La vicenda Credit Suisse non si è conclusa, ma già possiamo affermare che la Svizzera non ne stia uscendo benissimo sul piano dell’immagine. Era da mesi che il colosso bancario traballava sui mercati, tanto che aveva avuto bisogno di una maxi-ricapitalizzazione alla fine dell’anno passato. Le autorità elvetiche avevano ostentato sicurezza fino a poche ore prima di intervenire per evitare il crac. Ma il peggio è arrivato con il salvataggio perseguito attraverso la fusione con UBS. La rivale domestica acquisirà Credit Suisse per pochi spiccioli, ossia 3 miliardi di franchi, a sconto del 60% sul valore di mercato delle azioni.
Errori nella crisi bancaria
Un salasso per l’istituto centrale, seppure a fronte di immense riserve valutarie accumulate negli ultimi anni grazie all’enorme afflusso di capitali esteri nel paese alpino. Il punto è che la Svizzera in questa crisi bancaria non si è comportata all’altezza della sua fama. Per il resto del mondo, questo angolo minuscolo d’Europa è sinonimo di perfezione – non a caso gli orologi a cucù li esportano loro – osservanza delle regole e ricchezza. Tutto si può dire, tranne che la crisi di Credit Suisse sia stata gestita con estrema precisione.
Mentre gli azionisti riceveranno pur sempre il 40% del valore di mercato del titolo prima dell’annunciata fusione con UBS, gli obbligazionisti subordinati subiranno perdite totali. Un ribaltamento delle gerarchie nell’assorbimento del capitale, che già rischia di tradursi in una class action contro la nuova entità che nascerà dall’integrazione tra le due banche. I bond AT1 azzerati valgono 16 miliardi di franchi. Nessuno ha capito con quale criterio siano stati salvati in parte i soci per fare ricadere le perdite interamente sui creditori. Va bene che i primi avevano da poco partecipato a una ricapitalizzazione dagli intenti salvifici, ma il sacrificio imposto agli obbligazionisti appare iniquo a queste condizioni.
Finanza in Svizzera non più così sicurissima per tutti
La Svizzera è un hub finanziario globale. Attira capitali dal resto del mondo per la sua storica salvaguardia del segreto bancario, pur affievolito negli ultimi anni su pressione dei governi europei. E a parte possedere una legislazione finanziaria molto evoluta e liberale, la neutralità geopolitica ha fatto il resto. Nessun investitore ha avuto paura a portare i propri capitali nel paese da qualsiasi parte del mondo provenga. E’ noto, infatti, come il principio “pecunia non olet” raggiunga il suo culmine proprio in una confederazione mai schierata con o contro questo o quel paese.

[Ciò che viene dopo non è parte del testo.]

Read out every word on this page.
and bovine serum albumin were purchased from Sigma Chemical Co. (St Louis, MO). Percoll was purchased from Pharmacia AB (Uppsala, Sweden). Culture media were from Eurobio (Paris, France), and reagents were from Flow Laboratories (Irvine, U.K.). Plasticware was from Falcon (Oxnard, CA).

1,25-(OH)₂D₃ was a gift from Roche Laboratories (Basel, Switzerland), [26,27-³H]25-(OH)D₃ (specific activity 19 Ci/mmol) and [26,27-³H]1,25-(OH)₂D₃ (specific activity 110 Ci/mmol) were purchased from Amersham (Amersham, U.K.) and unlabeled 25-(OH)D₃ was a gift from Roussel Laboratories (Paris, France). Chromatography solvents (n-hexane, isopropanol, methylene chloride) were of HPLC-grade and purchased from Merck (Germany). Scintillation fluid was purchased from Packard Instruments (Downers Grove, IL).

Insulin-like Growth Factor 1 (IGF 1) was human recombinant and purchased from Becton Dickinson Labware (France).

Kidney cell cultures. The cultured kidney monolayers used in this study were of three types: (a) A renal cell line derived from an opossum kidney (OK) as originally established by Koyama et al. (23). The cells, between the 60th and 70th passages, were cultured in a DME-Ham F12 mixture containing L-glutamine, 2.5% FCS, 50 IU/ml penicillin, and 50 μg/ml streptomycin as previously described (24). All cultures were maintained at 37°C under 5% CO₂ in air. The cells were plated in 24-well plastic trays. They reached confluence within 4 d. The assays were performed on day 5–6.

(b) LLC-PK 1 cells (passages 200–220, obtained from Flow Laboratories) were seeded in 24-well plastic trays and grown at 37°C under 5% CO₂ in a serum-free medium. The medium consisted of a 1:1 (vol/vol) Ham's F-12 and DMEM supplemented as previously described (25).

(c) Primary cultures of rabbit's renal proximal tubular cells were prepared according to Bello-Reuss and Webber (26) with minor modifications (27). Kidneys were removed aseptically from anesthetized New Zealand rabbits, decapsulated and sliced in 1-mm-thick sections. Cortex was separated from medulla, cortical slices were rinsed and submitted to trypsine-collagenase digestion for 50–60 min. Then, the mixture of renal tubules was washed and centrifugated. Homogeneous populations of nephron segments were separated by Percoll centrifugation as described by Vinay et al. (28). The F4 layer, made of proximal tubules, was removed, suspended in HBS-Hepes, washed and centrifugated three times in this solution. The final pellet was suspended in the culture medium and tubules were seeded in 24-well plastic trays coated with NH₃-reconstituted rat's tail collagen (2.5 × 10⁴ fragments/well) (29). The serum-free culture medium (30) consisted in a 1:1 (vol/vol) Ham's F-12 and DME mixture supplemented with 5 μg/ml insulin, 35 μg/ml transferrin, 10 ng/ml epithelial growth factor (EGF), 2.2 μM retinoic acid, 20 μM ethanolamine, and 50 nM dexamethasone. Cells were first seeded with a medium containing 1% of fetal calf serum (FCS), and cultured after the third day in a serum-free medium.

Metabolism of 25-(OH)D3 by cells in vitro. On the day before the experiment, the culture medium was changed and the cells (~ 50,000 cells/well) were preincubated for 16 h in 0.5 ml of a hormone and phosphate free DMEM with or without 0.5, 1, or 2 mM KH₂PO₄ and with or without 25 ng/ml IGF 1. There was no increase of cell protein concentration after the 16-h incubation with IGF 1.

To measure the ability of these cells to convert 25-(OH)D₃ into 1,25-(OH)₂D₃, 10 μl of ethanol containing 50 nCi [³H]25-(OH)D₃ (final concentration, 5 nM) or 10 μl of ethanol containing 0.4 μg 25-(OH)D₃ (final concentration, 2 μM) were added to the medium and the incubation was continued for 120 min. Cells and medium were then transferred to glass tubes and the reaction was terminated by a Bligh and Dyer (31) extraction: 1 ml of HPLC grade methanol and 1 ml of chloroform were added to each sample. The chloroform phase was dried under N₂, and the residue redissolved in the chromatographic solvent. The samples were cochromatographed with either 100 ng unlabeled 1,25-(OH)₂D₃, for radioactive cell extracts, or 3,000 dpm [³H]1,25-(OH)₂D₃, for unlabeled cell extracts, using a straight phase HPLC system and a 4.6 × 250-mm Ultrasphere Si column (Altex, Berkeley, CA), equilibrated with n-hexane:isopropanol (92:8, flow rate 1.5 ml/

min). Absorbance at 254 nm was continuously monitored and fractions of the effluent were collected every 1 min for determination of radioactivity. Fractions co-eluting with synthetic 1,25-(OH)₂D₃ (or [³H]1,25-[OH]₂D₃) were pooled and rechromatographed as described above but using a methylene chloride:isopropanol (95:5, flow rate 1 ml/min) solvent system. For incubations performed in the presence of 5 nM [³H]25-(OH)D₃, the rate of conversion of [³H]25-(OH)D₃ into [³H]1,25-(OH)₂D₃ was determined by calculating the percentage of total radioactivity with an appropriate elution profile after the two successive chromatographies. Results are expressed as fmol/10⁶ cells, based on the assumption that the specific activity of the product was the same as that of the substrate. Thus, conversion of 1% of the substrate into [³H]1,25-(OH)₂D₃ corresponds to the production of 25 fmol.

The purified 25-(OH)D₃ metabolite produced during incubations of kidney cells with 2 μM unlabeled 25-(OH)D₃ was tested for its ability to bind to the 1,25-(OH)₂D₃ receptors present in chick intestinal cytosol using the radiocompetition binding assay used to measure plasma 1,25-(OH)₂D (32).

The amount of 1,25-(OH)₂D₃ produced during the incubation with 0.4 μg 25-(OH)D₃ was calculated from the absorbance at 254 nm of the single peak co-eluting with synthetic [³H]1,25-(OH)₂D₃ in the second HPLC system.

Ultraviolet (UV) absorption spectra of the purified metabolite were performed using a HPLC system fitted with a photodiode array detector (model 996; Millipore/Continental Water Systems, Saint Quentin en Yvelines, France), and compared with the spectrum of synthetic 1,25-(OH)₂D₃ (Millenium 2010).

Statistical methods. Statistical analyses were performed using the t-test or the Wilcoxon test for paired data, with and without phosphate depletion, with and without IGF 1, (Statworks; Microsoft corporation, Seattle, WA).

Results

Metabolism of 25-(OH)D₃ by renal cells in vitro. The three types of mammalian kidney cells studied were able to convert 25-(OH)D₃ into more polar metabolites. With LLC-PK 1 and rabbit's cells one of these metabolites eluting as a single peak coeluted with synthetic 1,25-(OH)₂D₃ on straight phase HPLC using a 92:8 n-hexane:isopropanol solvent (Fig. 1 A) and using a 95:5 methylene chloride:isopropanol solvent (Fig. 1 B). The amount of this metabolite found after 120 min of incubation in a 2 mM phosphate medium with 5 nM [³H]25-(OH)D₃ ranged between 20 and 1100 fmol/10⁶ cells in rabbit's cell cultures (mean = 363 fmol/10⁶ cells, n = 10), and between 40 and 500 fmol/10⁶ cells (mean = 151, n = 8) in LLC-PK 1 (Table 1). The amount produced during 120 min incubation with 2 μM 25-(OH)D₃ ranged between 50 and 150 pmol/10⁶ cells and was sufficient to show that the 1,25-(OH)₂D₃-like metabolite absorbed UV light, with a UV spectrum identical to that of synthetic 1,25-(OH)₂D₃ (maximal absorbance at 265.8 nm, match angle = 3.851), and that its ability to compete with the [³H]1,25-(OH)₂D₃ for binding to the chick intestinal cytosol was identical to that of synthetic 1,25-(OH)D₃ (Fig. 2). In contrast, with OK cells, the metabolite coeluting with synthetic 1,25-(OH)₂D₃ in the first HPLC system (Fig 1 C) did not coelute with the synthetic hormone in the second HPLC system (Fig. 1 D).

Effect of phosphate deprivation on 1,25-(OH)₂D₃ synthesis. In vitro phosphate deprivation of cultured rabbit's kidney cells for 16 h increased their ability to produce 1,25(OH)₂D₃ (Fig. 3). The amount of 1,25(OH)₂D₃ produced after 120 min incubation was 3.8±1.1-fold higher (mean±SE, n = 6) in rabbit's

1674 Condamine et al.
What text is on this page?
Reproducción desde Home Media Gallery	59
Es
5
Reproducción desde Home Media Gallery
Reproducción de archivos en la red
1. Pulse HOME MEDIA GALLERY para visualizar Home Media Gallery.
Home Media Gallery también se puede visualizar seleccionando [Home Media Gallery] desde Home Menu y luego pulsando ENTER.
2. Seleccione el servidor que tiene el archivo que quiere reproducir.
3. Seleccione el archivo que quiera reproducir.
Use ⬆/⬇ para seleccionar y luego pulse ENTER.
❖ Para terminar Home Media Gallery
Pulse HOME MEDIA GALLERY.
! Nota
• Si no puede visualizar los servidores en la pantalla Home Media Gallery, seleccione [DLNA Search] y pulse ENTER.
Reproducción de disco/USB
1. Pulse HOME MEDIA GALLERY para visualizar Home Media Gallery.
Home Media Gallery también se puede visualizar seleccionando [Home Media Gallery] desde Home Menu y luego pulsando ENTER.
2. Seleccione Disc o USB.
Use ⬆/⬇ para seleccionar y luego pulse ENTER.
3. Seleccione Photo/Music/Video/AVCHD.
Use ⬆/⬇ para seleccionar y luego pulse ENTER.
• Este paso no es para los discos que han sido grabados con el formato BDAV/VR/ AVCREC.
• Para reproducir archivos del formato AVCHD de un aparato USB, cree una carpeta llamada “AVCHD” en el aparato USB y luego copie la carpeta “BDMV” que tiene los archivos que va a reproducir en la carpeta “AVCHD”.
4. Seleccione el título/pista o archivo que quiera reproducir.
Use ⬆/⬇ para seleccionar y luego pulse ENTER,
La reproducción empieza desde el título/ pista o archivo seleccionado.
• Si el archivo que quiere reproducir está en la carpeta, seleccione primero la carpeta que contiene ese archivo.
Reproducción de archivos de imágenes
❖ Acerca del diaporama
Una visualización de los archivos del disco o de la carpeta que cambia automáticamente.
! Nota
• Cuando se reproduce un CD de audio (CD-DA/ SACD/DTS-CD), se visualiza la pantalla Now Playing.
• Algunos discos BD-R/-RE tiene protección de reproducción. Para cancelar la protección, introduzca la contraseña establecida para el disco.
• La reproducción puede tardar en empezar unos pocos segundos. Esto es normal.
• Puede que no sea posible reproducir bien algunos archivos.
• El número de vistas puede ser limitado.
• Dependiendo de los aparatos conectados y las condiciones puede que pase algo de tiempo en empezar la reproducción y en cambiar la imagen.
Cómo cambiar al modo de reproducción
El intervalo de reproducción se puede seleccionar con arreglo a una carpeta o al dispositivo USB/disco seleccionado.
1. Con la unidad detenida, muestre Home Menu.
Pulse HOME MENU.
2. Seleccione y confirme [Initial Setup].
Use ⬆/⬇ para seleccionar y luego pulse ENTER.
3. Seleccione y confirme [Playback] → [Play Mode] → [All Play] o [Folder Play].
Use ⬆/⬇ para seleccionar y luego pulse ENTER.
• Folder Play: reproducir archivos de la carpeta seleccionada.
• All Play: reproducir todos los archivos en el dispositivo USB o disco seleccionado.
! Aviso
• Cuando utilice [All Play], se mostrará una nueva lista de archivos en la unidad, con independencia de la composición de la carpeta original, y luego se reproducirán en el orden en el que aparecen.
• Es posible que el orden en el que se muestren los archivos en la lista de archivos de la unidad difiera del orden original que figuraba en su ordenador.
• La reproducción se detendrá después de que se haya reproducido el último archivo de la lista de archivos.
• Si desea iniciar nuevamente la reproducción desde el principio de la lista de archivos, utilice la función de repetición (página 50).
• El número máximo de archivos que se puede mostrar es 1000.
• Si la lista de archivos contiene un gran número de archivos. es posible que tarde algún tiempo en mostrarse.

Qualcosa è cambiato, però, con l’invasione russa dell’Ucraina. Le autorità confederali hanno “congelato” i beni degli oligarchi russi, di fatto partecipando alle sanzioni occidentali contro la Russia. Questo potrebbe avere effetti negativi di lungo periodo per la Svizzera, la cui capacità di continuare ad attirare capitali da aree del pianeta sensibili sul piano geopolitico è adesso minacciata. Per il resto d’Europa, l’opportunità di rilanciare la propria finanza a caccia di nuovi flussi di capitali.
Dopo la Brexit, molte sedi di banche, fondi e assicurazioni sono state trasferite da Londra ad Amsterdam. L’Olanda ha approfittato più degli altri stati comunitari dell’uscita del Regno Unito dall’Unione Europea. Ma anche la nostra Milano se n’è avvantaggiata, attirando investitori in cerca di una città non solo per lavorare, ma anche capace di garantire uno standard di vita gradevole. Ma piazze come Parigi, Francoforte e la stessa Milano rimangono anni luce indietro alle roccaforti finanziarie per via di legislazioni molto meno favorevoli e di una tassazione affatto leggera.
Europa più appetibile dopo Credit Suisse?
Dopo il pasticcio della Svizzera, però, qualcosa può cambiare a nostro favore.
La spia dell’eventuale perdita di rilevanza globale per la finanza elvetica sarà il franco svizzero. Il cambio resta fortissimo, segno che per il momento non esisterebbe alcun deflusso dei capitali dalla Svizzera a favore di aree come l’Unione Europea o gli Stati Uniti. Ma parliamo di tendenze di lungo periodo. Dopo il crac chiacchierato potrebbe non essere così scontato che il paese alpino continui ad essere considerato un “porto sicuro” al 100% per i capitali mondiali.